New stars appeared, never before seen;

The pole star rose from the northern horizon

Higher and higher;

Finally, after six days at sea, we saw

The lost land called Thule.

Theophrastus says time

Is an accident of motion

And surely what he says is true;

For we came to a place where the sun did not set,

And the ocean stopped

And the waters congealed,

And the gnomon of our mast

In that frozen noon

Cast a shadow that reached to the horizon.

In the brief dark

I beheld Arktikos, the Great Bear,

The Pole Star

And the seven stars

Turning above my head

As if we were the still point

Of everything.

 

I staked my life and sailed into a dream;

When at last I returned home

They did not believe me.

I wrote the truth in a book,

But then the book was lost.

I am Phytheas, the Greek.

This was my dream.

Drake’s poem is based on the Greek adventurer who is presumed to be one of the first explorers of the Arctic who returned to write and publish his musings on the experience. He also references “Thule” in his poem, an evocative image of the north that has a suitable poetic history. One critical study of the works by the renowned Danish explorer Knud Rasmussen, written in response to Rasmussen naming his Greenlandic trading station “Thule,” states that “Thule” is a poetic, even a legendary name, one that always points across horizons, a place where only imaginations can travel. She explains the political aspect of this poetic naming practice:

Ultima Thule as a concept for the far North means engaging with particular horizons and perspectives. Horizons reflect peoples’ concerns with both openness and closure that determine what we experience and how we interpret what we experience. When a horizon and whatever lies beyond it are given articulate form, they freeze our view of the reality that immediately confronts us.
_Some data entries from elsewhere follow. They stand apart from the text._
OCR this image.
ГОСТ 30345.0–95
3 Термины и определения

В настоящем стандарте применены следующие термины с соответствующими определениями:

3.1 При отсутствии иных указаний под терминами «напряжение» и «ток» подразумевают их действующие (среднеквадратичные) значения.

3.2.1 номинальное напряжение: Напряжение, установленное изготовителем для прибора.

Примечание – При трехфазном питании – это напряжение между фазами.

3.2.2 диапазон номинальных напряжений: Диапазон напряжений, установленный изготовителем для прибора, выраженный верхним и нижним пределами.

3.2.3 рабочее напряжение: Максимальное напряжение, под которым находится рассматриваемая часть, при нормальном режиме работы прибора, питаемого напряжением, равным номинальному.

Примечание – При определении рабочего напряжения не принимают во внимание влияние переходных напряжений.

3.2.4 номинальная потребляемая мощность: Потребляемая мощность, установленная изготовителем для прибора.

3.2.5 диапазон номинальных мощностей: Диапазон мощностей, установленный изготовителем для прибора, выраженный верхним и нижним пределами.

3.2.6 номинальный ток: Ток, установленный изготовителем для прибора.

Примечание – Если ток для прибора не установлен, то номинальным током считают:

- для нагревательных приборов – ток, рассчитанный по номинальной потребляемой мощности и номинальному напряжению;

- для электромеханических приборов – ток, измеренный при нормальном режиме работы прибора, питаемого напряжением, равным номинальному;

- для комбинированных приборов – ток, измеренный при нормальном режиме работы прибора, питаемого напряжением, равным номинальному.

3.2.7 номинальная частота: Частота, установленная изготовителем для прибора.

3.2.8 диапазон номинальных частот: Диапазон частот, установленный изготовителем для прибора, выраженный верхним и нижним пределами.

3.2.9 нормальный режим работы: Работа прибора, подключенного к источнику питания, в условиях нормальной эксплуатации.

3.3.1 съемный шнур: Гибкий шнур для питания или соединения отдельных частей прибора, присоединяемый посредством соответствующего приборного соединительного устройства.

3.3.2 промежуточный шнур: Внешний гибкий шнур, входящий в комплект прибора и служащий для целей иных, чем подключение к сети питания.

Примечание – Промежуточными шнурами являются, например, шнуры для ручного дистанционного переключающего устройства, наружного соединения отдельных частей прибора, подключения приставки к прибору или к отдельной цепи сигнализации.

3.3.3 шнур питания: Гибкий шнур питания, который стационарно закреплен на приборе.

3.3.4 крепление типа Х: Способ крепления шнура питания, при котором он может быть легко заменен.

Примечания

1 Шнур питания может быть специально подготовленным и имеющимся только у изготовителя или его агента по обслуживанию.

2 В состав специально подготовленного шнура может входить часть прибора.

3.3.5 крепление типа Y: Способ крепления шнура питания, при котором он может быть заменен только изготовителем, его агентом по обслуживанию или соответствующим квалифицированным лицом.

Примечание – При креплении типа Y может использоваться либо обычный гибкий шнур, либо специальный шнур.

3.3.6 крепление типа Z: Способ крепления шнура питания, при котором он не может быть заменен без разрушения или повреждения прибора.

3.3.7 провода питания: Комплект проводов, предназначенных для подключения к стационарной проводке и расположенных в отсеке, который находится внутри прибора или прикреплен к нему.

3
We can think about how the northern horizons given a material presence in Rasmussen’s trading post is linked to Drake’s re-imagined evocation of place, time, desire, and the north. Drake uses imagery of time to ask us to rethink our global responsibility to the north in terms of our contribution to climate change (which puts an expiration date on the Arctic) through the long history of western fascination with pushing boundaries, moving horizons.